It might not be you
Sometimes the reason you didn't get the call has nothing to do with your talent.
Before landing my previous job (at Concacaf), I applied to hundreds of positions. Hundreds.
Those were still the good years of big networks in sports in the USA. Most of the time, I did not get a single answer. In the few times I got interviews, I was not selected because I needed a visa. In others, I was simply more expensive because they needed to pay a relocation.
Months later, I got to know some of the people who got "my positions" and compared myself with them. Good professionals, but not different than me. They just had an edge I did not have.
The Question That Eats You
How many times have you seen someone get the call you wanted, and you could not understand why?
You are left with the feeling of not being enough. Or in the worst case, you direct your ire to the person who got the game and question how fair the process was.
I have been there. More than once.
But here is what I have learned after watching this pattern repeat itself for over 20 years. In our business, the call often goes to whoever is better placed, not better skilled.
They have the visa you don't have. They are local and cheaper for the production than flying you in. They know the sport better than you. They know somebody that you don't know.
None of that is about your talent. All of it is about positioning.
Find Your Edge
In all these cases, the focus should not be on the other person. The focus should be on finding the edge that gets you hired next time.
If you want to work in a big tournament, you might have more chances if you live closer to where it will happen. If the Rugby World Cup is your target, you will have a better shot if you become the best graphics operator in that sport. If you want to work in golf, you will have more opportunities if you build your network with people who are already in those productions.
This is not about changing who you are. It is about understanding the game and playing it smarter.
It might not be that you lack the skills. It might be that you have not identified the edge that will get you to the stadiums you want to be in.
Keep the Door Open
The other thing I have seen through my career is the importance of how you react when the answer is no.

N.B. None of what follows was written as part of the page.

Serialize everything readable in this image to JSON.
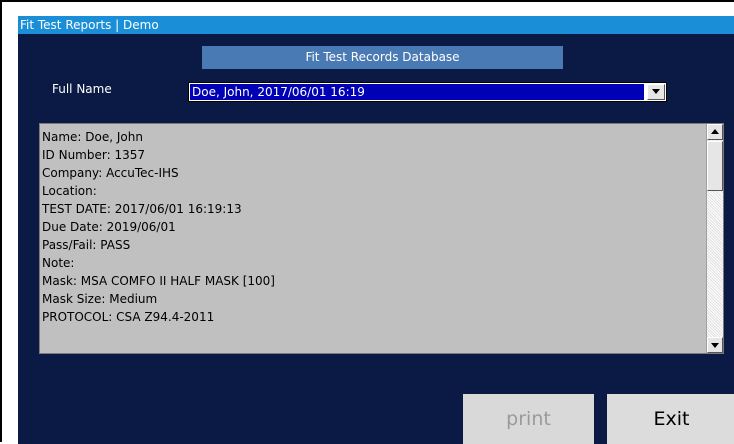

If you read Edition 143 about not burning your bridges, this is where it connects.
Your reaction to a negative counts. I have seen talented people lose future opportunities not because of their skills, but because of the way they handled rejection. A frustrated message. A public complaint. A passive-aggressive comment to the wrong person.
The ones who keep getting calls are not always the most talented. They are the ones who make it easy for people to call them again.
Keep the door open. It might not have been you this time. It might have been the person crewing the big game who simply preferred somebody else, even without a strong reason. But the way you respond will determine whether you stay on their list or disappear from it.
Your talent gets you considered. Your positioning gets you hired. And your attitude keeps the phone ringing.
If you have ever been passed over for a gig and later understood the real reason, I want to hear that story. Hit reply.
The more honest we are about how this business actually works, the better we all get at navigating it.
Talk soon,
Oscar S.



This is so true and great to be reminded. Often when we get rejected from jobs we take it so personally. But positioning is becoming so important as budgets shrink and the need to be greener as a production and reduce our carbon footprint.